Eileen Chang, considered one of the most notable writer in China has been captured by Liu's benign painterly description in Portrait of Eileen Chang (Lot 803). Posing a certain personal fondness of the writer, Liu extracts the intellectual charisma of the writer in sophisticated minimalism with subtle control of formality. His remarkable insight in composition is found in positioning the protagonist on the lower canvas, engulfed by infinity of the color blue. She stands in tasteful elegance, coming into sight from the centre but slightly inclined towards the left of the canvas. However, this is only of Liu's artistic erudition by his ingenious decision with the cornering eyes and her gracefully elongated neck that both delicately direct towards the left of the canvas. The range of gradation floods the visual stimuli of the viewer with its subtle effects of light and dark, bestowing a metaphysical impression that result in a transcendental experience. The contrast of the cool blue against the white porcelain face of Eileen Chang provide beyond the secular, enchanting her character with enhanced luminescence. Liu's brilliance in visually delivering Chang's literary poeticism is nestled in his theatricality of the color and lighting, but the intellect and personal trajectory of Chang can be traced within the deep gaze and the pursed lips of the protagonist. The command of her facial expression beckons her strong yet kind demeanor, reflective of her writing that rendered her moral integrity and described the aching maturity of human experience.
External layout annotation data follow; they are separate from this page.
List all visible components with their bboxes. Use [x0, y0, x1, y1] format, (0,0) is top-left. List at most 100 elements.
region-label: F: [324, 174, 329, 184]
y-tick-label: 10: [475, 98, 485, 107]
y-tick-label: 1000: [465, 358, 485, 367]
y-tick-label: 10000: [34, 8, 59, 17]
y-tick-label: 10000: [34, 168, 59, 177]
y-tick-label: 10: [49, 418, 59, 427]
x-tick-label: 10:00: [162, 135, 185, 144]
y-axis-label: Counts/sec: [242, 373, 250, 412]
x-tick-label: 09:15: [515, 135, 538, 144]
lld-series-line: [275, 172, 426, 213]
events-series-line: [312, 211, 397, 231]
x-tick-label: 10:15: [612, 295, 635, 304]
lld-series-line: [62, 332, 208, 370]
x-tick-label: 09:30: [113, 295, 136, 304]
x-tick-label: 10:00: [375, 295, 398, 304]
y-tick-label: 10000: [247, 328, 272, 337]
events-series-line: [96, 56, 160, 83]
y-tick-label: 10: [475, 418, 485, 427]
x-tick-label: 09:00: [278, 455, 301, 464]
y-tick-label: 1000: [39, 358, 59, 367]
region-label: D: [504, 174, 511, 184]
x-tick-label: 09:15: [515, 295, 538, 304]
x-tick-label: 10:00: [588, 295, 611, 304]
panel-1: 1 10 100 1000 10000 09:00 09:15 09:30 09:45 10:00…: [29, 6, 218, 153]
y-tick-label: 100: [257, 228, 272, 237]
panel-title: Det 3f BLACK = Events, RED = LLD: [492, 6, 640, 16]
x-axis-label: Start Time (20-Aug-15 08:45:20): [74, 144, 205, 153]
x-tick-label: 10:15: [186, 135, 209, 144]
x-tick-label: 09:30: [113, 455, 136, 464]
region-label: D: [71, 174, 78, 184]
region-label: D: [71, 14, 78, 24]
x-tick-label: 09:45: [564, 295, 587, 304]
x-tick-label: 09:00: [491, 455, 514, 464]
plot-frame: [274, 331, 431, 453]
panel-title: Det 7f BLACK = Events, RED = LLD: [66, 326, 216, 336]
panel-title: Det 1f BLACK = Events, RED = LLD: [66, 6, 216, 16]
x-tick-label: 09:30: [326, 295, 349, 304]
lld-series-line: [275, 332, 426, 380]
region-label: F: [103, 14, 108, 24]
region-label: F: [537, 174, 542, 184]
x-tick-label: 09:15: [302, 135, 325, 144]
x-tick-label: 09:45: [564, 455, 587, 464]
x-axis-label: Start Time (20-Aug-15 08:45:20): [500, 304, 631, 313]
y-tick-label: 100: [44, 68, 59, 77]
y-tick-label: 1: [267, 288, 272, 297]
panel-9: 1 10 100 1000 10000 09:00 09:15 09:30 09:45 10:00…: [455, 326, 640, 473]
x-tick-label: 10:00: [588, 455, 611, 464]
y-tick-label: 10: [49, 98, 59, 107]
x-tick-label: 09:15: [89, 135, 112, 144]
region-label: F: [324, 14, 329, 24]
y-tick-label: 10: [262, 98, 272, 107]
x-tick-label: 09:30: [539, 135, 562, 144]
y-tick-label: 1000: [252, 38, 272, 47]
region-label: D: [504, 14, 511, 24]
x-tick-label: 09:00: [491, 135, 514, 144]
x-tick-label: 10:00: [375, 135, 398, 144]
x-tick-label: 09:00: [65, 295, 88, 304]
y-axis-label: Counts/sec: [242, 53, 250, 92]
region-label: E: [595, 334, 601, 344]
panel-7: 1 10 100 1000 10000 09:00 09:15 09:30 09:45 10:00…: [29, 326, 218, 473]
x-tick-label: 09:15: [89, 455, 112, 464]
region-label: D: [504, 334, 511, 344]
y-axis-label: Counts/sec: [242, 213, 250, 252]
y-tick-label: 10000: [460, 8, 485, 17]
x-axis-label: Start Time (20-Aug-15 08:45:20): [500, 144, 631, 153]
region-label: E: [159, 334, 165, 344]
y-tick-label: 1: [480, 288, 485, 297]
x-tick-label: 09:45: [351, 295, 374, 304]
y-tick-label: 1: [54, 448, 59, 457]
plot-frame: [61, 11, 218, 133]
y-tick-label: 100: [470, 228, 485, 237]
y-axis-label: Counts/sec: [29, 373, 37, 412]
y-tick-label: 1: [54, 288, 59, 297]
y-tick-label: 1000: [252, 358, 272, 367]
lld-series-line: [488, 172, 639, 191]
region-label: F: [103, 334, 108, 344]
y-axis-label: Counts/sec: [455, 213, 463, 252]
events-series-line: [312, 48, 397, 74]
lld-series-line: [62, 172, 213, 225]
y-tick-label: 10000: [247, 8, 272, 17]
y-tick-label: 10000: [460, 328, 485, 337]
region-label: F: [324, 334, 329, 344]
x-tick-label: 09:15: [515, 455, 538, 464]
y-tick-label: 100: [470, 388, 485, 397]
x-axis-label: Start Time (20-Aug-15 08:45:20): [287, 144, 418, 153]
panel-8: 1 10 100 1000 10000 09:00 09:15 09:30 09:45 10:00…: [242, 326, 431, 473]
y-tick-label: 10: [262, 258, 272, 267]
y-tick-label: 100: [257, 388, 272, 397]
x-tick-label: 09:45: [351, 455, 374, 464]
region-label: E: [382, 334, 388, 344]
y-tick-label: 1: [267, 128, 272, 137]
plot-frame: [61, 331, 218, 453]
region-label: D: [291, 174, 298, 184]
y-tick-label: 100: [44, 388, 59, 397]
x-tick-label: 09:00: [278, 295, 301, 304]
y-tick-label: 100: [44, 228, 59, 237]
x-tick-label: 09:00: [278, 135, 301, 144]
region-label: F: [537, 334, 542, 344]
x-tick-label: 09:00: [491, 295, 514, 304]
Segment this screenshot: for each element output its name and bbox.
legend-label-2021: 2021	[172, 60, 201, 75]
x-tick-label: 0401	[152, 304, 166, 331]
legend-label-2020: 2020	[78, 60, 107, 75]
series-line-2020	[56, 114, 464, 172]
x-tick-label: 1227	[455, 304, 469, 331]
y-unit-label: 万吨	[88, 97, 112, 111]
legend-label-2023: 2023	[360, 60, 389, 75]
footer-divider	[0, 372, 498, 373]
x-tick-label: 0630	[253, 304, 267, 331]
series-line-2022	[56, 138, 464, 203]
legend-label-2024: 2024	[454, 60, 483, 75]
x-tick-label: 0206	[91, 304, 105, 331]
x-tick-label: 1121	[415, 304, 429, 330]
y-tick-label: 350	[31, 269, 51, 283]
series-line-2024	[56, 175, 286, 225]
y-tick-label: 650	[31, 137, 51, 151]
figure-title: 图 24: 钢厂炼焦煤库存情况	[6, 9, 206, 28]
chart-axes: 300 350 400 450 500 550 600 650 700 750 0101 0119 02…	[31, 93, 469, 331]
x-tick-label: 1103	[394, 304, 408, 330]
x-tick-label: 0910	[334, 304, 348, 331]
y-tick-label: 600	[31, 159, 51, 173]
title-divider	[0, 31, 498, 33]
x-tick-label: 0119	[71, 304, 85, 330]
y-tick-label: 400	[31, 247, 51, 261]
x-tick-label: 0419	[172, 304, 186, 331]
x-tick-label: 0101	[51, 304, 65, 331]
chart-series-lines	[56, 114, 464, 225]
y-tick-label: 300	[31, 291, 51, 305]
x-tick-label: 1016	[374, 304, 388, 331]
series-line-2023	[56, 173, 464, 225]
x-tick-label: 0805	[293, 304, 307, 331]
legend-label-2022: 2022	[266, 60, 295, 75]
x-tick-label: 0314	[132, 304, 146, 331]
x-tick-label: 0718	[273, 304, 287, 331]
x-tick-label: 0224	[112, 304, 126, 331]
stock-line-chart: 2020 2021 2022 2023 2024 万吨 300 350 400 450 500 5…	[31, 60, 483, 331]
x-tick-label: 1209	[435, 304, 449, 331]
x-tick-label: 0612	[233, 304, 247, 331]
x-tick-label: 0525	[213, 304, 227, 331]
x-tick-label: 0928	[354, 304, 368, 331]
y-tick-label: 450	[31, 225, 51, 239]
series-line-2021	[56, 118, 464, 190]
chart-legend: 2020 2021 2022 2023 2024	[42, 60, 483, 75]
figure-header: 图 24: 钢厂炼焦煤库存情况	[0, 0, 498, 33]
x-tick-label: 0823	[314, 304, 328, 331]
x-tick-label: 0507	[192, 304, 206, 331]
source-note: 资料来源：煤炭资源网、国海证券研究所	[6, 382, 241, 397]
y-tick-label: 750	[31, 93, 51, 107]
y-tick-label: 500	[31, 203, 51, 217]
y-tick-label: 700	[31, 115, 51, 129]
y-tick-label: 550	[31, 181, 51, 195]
Liu Ye's visage can be outlined on the face of Eileen Chang, perhaps as an act of admiration, visually appropriating an idiom 'Imitation is the highest form of flattery.' He shared the same values as this prominent writer as he believed 'basic human sentiments such as humanitarianism, beauty, kindness and sadness are far more touching and important to me than any political concepts.' Liu's message may simply be that the languid aspects of life may be dramatically brightened by the advent of art, literature and a touch of imagination; a lucid message, but also a simple truth also presented in simplicity and honesty through his childhood recollection and absurdly rich compositions and autonomous pictorial use of color.